It was so refreshing and unexpected that Strummer was so candid and treated me so well … at the time of the interview, I was a small-town, Texas kid … who knew very little about the world and considerably less about The Clash. I didn’t walk away with a *bleep*ney accent, and hope I didn’t give Strummer my drawl.



“I don’t reckon anybody knows what the hell is going on. Not even … take the sharpest, smoothest operator in New York. None of us … nobody knows what the f* is going on. Certainly not in the real populated cities. People are really lost …

“ You know, if you sit there twanging at me for a couple of hours, I’m going to walk away and start twanging away at someone else. You know what I mean? I pick it up. I find myself talking the American every way. Like, have you got enough sugar in your coffee? ‘That’s fi-iiine. I’m fi-iiine.’


“I saw a late night program on Nashville network, a group from Nashville called the White Animals and they were doing a version of Brand New Cadillac. See we got this song ‘Brand New Cadillac’ from early English rocker right? … That was supposed to be the only British rock ’n’ roll song that was ever written -- I mean in the early times -- when it was Jean Vincent and Buddy Holly … Eddie Cochran, all that. We had Vince Taylor and he had this song called ‘Brand New Cadillac’ and we covered it on some record. And I watched on TV these American kids, they duplicated our version off our record. And this American drummer who was singing the song was mimicking my speech defect. When I sang it, I was trying to sing clearly -- not making the defect. But, he copied it to a tee. He copied the way I was going like ‘brand n-y-ew’ without pronouncing it correctly. I was amazed cause I wish I had done it proper, you know. Now I wish I spent more time on the vocal made it a bit more quirky.”

“Well, it’s good because it’s a few people you know what I mean. I like the feeling … like I can walk around anywhere. I really like that. I’d hate to lose it. See, we never go on TV in England, so, our faces are not known. Maybe a few -- like music, people who are into music would know -- but general population, cab drivers and that, they wouldn’t know us. So it’s kind of good.

Is it considered a negative thing in England – selling out – that you are touring America?

“It didn’t mean that before, because no one had figured that out. Everyone was real naïve in those days, but it is now. For example, like you know the people who ‘beat the Clash with a stick’ always use the stick of ‘yeah, you live in America, you’re always in America, which I don’t mind because I like to just get on with my life and getting on with it.

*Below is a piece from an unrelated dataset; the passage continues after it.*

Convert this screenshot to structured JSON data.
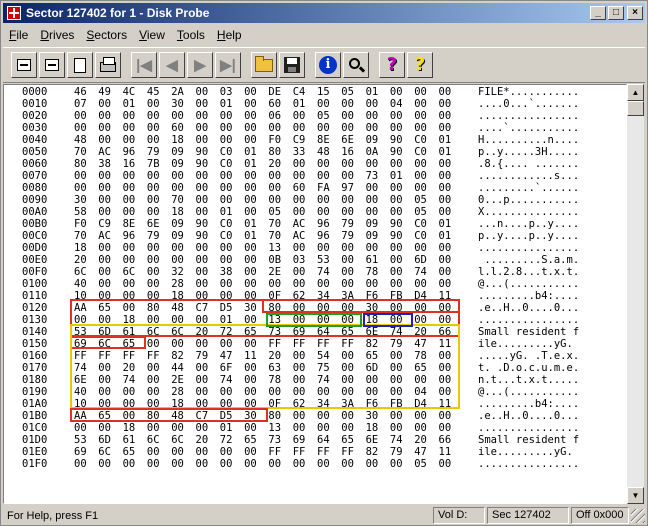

And if most people think that I live in New York all the time, I’m quite pleased cause it means I can walk about and I can walk about all the time, go anywhere and like it over there. I don’t think David Bowie can walk anywhere -- maybe in disguise -- but …”


What about you, Joe Strummer, in the States?

Yeah, yeah, I think so. I mean obviously, if I shaved the sides of my head off, just that would attract attention just for having a loony hair cut, you know what I mean? I’d like to stay where I could walk around. Yeah. Imagine that you were so famous no matter where you stuck your face, everyone would go ‘i-iiiyeeeeeh!’ I mean you’d have to stay in your own room.

“Yeah. And what could you write about if you can’t observe the human race, you know what I mean? I think writers have got to be great observers. You got to sit and watch people and think about the people. If you couldn’t see them, you couldn’t go around on a Saturday night, what the f* would you write about? I think that’s why a lot of people get destroyed, you know people that make it really big. They … it f* them up. Like that’s why Elvis always stayed inside Graceland. No wonder he took to taking mind trips.”

Strummer never mentioned whether he took any “trips without leaving the farm.” But I doubt it, I doubt it. But he was forever with a smoke in his hand and he was open about it being a nasty habit … That coming from a guy who swam and played soccer on the road, to stay in shape … in addition to marathons. He offered me a Carlton.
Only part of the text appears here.